El problema del macho no es que sea
una pobre víctima del “instinto reproductor”, de impulsos
sexuales que no puede controlar, solo está llevando a la lógica
conclusión todo un sistema de prejuicios, supersticiones y valores
torcidos. Es responsable de lo que hace. Y la sociedad entera es
responsable de permitir que siga ocurriendo. No estamos hablando de
un problema individual de esa mujer, antes acosada verbalmente y
ahora agredida sexualmente, no es algo que se solucione poniendo a un
macho a su lado para que la proteja de otros machos. No se soluciona
poniéndole burka ni aislándola en casa. El problema no es “de”
esa mujer o “de” las mujeres en general. El problema es “para”
las mujeres, pero es “de” todos. El machismo y el patriarcado son
cuestiones sociales, se introducen en el sentido común, en la
normalidad diaria, tanto en hombres como en mujeres. Una de las
pintadas callejeras de Mujeres Creando (Bolivia) reza así: “en
aymara, inglés, árabe y castellano mujer quiere decir dignidad”.
Al final, lo que necesitan ellas es exactamente lo mismo que lo que
necesitan ellos: poder vivir su vida con dignidad, sin verse
reducidas a muñecas hinchables cada vez que dan muestras de su
autonomía e independencia.

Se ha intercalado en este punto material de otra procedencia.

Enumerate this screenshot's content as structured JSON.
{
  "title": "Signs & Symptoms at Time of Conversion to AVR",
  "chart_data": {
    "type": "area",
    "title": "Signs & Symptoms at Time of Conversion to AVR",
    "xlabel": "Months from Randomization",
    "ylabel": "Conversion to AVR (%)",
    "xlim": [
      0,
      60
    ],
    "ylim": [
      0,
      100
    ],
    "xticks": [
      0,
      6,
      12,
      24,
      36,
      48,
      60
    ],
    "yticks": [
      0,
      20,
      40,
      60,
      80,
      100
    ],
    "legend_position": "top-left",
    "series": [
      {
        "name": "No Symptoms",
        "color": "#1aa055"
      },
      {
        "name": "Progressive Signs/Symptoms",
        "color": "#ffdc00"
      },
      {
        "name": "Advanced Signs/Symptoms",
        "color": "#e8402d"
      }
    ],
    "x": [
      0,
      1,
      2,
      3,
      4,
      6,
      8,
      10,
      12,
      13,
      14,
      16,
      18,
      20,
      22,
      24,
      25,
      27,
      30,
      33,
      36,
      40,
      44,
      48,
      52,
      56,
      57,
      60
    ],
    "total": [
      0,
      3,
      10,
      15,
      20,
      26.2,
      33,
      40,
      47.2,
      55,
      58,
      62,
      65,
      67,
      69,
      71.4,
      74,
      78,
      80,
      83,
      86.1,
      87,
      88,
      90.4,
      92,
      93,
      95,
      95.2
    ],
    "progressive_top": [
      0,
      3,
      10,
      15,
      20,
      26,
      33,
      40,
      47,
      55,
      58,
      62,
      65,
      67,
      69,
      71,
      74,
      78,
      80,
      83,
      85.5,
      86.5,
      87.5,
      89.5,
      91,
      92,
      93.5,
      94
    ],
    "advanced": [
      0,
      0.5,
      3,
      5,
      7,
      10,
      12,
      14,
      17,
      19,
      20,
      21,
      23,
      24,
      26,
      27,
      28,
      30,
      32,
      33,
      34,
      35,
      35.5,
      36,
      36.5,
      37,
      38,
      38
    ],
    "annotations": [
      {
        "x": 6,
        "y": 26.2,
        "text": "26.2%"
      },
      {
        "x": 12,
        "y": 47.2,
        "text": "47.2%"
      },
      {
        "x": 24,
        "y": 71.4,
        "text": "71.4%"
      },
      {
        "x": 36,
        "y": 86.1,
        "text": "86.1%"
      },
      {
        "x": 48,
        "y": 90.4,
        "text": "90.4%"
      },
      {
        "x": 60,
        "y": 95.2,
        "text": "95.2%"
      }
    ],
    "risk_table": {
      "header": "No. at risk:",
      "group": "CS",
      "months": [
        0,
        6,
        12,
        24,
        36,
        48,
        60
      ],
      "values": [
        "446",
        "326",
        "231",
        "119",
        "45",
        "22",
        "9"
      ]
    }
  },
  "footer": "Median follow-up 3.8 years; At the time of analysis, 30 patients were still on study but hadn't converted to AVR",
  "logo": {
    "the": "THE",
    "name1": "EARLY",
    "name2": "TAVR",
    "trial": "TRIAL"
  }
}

Pongamos todos y todas nuestra miguita de
pan para tratar de revertir la situación y en lugar de hablar de una
derrota diaria comencemos a hablar de una victoria diaria. Ni la peor
de las agresiones sexuales es capaz de acabar con una mujer que sabe
en qué terreno se desenvuelve la lucha: contra el machismo y el
patriarcado conciencia política y conciencia feminista. Dignidad.
Nadie llorará por la extinción del “varonil macho humano”.